Getting Honest about Alcohol

by Julie G., United States

For many years I had what I felt was a strange and challenging relationship with alcohol. I first started drinking as a teenager, when I went to parties at friends’ houses. The first time I drank, the rush was so new to me and felt so ‘freeing’, that I overdid it and got sick. I have been thin all my life, and it never really took much to overdo it, no matter what I drank. One would think that would help me put a stop to drinking ever again, but it didn’t. The feeling I had of being ‘comfortable in my own skin’, to open up and not be shy, seemed to be worth enough that I came back to alcohol again and again all through college and beyond. I had a lot of fun, and I also overdid it a lot and got physically sick and hung over a lot. 

As an adult, when I first got married, I kept drinking socially with my husband, mostly only on weekends, and mostly beer. I drank because I had convinced myself that I liked the taste of beer and it just seemed like the thing to do (i.e., if you go to a bar or a restaurant, you drink). I would watch others drink socially and seem to stay sober, but I would get buzzed so easily.

Eventually, I started to notice that when I drank, I didn’t feel like ME. It felt like some other energy was working through my body. I could feel the moment the alcohol was affecting me. It started as a tingling feeling in my legs and arms and everything around me seemed somehow brighter (i.e., lights, colors). Then there was a bit of numbing, sort of like things were softening, and I felt duller, less aware of what was going on.
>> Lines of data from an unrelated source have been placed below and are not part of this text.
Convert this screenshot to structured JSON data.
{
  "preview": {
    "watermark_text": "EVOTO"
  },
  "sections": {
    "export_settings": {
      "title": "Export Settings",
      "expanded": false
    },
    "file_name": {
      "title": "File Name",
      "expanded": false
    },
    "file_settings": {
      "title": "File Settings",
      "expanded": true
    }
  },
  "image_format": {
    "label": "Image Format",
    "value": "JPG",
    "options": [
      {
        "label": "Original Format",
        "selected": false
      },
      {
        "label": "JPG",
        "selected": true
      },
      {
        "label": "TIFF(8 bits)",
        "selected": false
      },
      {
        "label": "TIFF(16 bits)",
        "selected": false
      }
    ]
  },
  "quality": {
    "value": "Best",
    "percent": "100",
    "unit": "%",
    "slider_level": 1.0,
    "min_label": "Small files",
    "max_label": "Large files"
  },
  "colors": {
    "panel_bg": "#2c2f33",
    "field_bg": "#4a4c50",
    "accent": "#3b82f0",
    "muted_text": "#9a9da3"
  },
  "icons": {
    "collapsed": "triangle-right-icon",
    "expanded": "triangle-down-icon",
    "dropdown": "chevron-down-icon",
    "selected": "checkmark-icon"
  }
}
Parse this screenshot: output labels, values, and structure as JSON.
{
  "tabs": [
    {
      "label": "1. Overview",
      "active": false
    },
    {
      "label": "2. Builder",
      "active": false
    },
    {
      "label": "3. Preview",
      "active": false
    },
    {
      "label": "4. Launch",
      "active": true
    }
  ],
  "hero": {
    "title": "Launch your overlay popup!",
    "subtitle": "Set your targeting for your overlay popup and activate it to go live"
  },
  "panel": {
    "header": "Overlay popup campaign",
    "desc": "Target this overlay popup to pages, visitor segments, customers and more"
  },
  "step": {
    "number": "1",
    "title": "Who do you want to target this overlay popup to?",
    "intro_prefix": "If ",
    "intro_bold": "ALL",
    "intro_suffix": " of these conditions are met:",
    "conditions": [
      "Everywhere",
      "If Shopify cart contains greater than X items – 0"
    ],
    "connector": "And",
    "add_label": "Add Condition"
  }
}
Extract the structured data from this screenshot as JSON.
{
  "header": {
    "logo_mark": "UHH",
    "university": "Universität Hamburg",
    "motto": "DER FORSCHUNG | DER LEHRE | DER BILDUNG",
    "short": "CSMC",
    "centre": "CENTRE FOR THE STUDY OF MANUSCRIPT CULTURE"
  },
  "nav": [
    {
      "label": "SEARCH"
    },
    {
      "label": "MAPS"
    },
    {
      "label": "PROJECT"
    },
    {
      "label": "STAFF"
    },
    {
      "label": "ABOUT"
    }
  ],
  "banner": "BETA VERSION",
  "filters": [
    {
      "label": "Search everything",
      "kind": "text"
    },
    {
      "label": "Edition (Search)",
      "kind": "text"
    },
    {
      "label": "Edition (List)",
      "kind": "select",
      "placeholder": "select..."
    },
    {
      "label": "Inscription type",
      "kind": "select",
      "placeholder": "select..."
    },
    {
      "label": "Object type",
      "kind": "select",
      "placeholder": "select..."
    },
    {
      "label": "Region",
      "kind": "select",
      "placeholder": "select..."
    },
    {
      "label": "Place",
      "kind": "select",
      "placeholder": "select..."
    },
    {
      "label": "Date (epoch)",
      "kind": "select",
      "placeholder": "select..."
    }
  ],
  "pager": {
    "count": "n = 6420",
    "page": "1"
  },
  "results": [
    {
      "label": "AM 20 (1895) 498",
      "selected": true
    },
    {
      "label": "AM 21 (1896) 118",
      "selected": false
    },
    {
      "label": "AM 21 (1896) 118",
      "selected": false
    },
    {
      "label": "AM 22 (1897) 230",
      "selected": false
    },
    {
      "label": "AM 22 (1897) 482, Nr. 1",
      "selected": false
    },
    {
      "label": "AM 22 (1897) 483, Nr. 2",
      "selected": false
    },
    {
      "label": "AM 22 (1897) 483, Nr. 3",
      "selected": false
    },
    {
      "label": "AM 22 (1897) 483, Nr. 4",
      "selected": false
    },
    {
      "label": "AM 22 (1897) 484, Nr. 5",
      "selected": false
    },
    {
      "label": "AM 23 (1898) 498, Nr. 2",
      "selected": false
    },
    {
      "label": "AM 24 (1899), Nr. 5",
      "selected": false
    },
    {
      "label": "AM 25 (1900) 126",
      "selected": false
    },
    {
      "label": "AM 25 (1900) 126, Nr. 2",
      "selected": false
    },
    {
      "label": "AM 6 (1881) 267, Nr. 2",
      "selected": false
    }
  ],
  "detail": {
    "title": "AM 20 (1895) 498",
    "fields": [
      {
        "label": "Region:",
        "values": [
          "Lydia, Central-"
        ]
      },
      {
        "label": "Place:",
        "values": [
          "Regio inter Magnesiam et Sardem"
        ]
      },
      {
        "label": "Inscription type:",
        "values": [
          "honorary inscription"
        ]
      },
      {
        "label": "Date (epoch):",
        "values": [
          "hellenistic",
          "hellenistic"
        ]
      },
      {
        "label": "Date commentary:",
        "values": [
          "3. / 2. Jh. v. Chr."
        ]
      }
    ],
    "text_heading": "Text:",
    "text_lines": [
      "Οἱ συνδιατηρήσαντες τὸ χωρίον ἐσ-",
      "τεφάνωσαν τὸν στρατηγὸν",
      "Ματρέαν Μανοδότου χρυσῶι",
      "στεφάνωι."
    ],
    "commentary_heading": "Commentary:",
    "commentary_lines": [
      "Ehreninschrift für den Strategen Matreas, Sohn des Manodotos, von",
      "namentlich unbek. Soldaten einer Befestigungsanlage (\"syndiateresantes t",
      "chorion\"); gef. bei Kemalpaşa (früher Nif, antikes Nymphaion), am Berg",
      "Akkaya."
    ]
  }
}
I started to feel like I was poisoning my body and imagined that I could feel the poison working through my veins. I didn’t stop drinking completely, but it became less and less and I would rarely finish a full glass at a meal. The more I would see the effects of alcohol on the people around me, the less I wanted any part of it.

Then, a few years ago I went to a friend’s birthday party in which we spent the night going to various clubs. Other people were buying me drinks and I ended up becoming very drunk… and very sick the next morning. I hadn’t been that sick since college and decided after that experience that I would never drink again. During this same time, my husband was reading one of Serge Benhayon’s purple books and would read excerpts to me. That was my first introduction to Universal Medicine. What he was reading to me felt so true – and surprisingly, so familiar.

About five months later and after reading the book myself, we attended Universal Medicine courses in the UK. I really felt like I had come home, like I was finding the truth, some of which I could feel I already knew, although at the time I didn’t know how I knew. One of the many things that we talked about in the courses was eating and alcohol. It was a confirmation for me to be presented with the possibility that drinking alcohol truly does prevent me from feeling the true ME, and that there was something I was seeking every time I drank – both self-acceptance and the approval of others. Although I had already stopped drinking by this time, I felt that it may not have taken much convincing to have a glass of wine at a celebration or work event on occasion. Learning the truth about what happens in the body when alcohol is ingested was all I needed to make the commitment to never drink again, and now there is no part of me that would choose to drink alcohol no matter what other people are doing around me.

The beautiful thing is that no-one told me not to drink. I was just presented with the impact alcohol has on the body and supported to reflect on why I needed it, and it was my choice to stop altogether. The only attention, reward or recognition I received from stopping was from me: from the relief and tenderness I felt for myself for making a choice out of a desire to care for me.